The main languages spoken in the village are Tamil and English.

==Enayam Gram panchayat==

The Enayam Gram panchayat (village jury) consists of the Enayam Puthenthurai, Enayam Chinnathurai, Enayam, Helen Nager, and Ramanthurai villages. The Panchayat president is Mary Mallika Vimal Raj from Enayam Puthenthurai. In ancient times, there was a small church with a cross ("Thiruchiluvai Chitrālayam") believed to have existed in Enayam. It is thought that this church might have been built by Portuguese sailors who traveled by sea. Supporting this belief are the grand cross structure still standing on the deep-sea rock and another cross that stands upright onshore, directly aligned with it.

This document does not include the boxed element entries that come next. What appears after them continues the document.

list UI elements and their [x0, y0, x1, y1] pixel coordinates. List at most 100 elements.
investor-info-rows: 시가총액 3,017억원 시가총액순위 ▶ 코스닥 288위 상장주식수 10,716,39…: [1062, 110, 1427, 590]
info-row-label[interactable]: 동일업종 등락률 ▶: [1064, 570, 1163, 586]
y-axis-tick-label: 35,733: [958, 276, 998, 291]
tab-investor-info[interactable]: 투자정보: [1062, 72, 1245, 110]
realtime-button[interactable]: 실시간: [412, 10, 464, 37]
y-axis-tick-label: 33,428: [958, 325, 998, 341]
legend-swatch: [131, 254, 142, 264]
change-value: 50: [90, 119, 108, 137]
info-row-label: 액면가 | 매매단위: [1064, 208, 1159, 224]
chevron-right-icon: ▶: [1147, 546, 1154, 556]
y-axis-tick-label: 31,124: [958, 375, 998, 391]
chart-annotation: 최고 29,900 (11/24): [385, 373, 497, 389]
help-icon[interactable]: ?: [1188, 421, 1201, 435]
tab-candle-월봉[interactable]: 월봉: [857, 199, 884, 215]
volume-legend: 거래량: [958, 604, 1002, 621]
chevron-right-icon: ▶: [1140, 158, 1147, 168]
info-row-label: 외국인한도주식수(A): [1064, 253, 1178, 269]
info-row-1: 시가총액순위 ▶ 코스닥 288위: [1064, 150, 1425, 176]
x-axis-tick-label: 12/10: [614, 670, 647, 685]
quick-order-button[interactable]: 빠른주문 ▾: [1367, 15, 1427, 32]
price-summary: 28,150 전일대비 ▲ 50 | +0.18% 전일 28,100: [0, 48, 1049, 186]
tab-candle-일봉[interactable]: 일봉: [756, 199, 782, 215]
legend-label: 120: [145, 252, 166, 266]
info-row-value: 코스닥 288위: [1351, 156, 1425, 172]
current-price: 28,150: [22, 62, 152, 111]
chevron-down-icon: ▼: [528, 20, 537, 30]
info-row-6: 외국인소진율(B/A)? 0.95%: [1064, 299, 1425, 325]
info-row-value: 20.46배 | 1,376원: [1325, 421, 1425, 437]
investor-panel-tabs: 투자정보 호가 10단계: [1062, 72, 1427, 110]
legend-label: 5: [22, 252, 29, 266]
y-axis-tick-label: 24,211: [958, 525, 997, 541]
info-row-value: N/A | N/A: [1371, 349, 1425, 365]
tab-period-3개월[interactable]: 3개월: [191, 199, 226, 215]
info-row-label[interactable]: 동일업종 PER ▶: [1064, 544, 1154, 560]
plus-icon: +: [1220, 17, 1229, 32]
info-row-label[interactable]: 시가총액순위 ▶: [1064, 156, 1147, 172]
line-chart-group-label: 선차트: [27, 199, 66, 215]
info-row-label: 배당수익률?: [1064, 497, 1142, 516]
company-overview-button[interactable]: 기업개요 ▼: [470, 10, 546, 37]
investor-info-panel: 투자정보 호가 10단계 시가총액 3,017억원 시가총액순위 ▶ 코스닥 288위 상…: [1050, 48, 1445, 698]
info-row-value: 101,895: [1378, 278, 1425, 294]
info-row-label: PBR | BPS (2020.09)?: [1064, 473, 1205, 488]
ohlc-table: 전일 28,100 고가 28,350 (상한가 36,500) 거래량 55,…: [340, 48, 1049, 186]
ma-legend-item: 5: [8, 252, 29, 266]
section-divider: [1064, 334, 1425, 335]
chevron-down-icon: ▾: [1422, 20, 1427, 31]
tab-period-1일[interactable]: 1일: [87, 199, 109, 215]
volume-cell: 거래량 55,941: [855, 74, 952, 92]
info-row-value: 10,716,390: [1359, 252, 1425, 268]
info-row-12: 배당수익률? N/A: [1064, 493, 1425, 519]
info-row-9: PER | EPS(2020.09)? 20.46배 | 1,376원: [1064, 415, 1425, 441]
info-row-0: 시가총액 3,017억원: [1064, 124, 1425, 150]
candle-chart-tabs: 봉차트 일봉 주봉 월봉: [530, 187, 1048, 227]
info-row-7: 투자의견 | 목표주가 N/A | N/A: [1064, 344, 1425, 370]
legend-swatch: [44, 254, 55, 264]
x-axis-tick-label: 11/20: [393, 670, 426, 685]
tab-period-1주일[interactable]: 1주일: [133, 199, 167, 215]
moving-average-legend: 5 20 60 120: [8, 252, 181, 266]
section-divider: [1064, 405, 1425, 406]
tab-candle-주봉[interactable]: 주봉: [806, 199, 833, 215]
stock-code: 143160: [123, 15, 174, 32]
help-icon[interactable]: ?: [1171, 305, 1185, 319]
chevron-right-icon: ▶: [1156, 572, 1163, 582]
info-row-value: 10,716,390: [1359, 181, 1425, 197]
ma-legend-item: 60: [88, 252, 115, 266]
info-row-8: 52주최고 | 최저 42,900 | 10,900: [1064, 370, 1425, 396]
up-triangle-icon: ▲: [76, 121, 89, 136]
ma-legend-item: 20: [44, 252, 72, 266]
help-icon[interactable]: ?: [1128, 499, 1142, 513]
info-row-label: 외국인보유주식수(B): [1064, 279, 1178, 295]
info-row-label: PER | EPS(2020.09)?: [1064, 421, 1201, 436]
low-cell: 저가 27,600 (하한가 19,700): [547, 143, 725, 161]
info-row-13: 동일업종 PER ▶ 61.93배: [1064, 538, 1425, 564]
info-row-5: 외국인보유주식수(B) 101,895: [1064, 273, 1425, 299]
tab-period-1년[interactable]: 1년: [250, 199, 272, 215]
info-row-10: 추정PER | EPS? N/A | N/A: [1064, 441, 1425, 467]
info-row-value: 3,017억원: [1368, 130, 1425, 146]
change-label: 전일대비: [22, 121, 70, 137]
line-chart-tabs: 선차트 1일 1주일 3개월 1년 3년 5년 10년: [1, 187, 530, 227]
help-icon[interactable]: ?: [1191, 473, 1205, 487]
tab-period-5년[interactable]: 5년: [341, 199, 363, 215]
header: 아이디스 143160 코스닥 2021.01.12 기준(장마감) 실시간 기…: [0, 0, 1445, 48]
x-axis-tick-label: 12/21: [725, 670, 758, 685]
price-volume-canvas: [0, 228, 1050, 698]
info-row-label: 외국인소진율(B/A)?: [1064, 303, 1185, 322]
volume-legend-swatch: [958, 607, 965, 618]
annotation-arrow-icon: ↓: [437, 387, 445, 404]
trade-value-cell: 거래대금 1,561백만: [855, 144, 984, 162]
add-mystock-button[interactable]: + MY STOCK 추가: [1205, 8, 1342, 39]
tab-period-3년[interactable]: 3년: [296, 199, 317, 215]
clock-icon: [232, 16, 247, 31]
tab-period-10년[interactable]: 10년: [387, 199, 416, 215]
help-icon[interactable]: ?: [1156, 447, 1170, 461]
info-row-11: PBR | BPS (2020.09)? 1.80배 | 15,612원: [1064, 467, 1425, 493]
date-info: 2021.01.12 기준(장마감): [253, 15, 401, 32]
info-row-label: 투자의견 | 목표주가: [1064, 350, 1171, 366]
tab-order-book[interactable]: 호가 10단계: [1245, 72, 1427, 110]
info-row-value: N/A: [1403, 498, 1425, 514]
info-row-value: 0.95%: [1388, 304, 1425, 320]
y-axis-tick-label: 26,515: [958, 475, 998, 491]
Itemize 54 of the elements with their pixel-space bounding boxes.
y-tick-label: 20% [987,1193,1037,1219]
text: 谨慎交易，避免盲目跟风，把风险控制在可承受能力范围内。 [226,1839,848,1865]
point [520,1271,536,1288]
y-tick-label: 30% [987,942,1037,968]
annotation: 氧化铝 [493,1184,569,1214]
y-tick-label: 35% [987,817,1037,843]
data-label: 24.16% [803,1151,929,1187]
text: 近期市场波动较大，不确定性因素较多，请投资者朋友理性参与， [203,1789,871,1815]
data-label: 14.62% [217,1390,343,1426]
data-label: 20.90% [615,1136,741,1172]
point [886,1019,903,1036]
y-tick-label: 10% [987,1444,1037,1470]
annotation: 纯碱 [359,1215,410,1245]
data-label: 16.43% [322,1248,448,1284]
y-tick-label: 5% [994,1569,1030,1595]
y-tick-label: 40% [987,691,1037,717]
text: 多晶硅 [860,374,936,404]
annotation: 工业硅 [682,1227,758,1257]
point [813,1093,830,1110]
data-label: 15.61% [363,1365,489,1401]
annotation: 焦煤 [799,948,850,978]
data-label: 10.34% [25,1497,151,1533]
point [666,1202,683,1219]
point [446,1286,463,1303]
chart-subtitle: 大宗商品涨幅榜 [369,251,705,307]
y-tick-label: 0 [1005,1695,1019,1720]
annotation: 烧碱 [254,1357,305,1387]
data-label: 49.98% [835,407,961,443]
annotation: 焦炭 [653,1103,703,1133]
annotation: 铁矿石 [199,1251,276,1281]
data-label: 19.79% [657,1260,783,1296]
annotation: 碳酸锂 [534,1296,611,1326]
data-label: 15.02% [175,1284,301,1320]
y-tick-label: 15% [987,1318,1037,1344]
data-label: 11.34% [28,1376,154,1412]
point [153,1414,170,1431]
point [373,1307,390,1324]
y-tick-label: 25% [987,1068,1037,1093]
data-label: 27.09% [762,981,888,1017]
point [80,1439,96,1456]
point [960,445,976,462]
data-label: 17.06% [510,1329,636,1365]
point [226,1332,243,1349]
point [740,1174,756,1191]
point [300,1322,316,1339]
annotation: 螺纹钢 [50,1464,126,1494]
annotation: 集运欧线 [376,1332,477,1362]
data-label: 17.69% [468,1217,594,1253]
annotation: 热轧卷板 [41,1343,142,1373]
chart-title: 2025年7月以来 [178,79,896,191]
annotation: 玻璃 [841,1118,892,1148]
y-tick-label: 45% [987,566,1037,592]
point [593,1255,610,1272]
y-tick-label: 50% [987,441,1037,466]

The Enayam Parish, which now includes areas such as Mullurthurai, Ramanthurai, Enayam-Puthanthurai, Helen Nagar, and Melmidalam, was established in 1870. During the time of Rev. Fr. Lawrence Perera, who served from 1930 to 1938, renovation work on the church was undertaken. The work was completed by Fr. Devadhasan.

Later, a new church named St. Helena's Church was founded in 1978 by Fr. Dionysius, and construction was completed on 01-10-1990 by Fr. Joseph Benedict. The church was then consecrated by Bishop Leon A. Dharmaraj.

== Enayam International Seaport project ==
The Enayam International Seaport is a proposed project planning to reclaim 500 acres of land from the sea in three phases.

The proposed port would have the capacity to handle around two million metric tons (2,000,000 long tons; 2,200,000 short tons) of cargo a year and would gradually be upgraded to process eight million metric tons (7,900,000 long tons; 8,800,000 short tons) a year. The project was put on hold by the state and the central governments as it could affect the livelihood of the local people. Initially, the suggestion was to build the project in the Colachel or the Enayam area.

For the last three decades, locals have been requesting that the government build a fishing harbor, but the plans to construct a cargo harbor have not changed.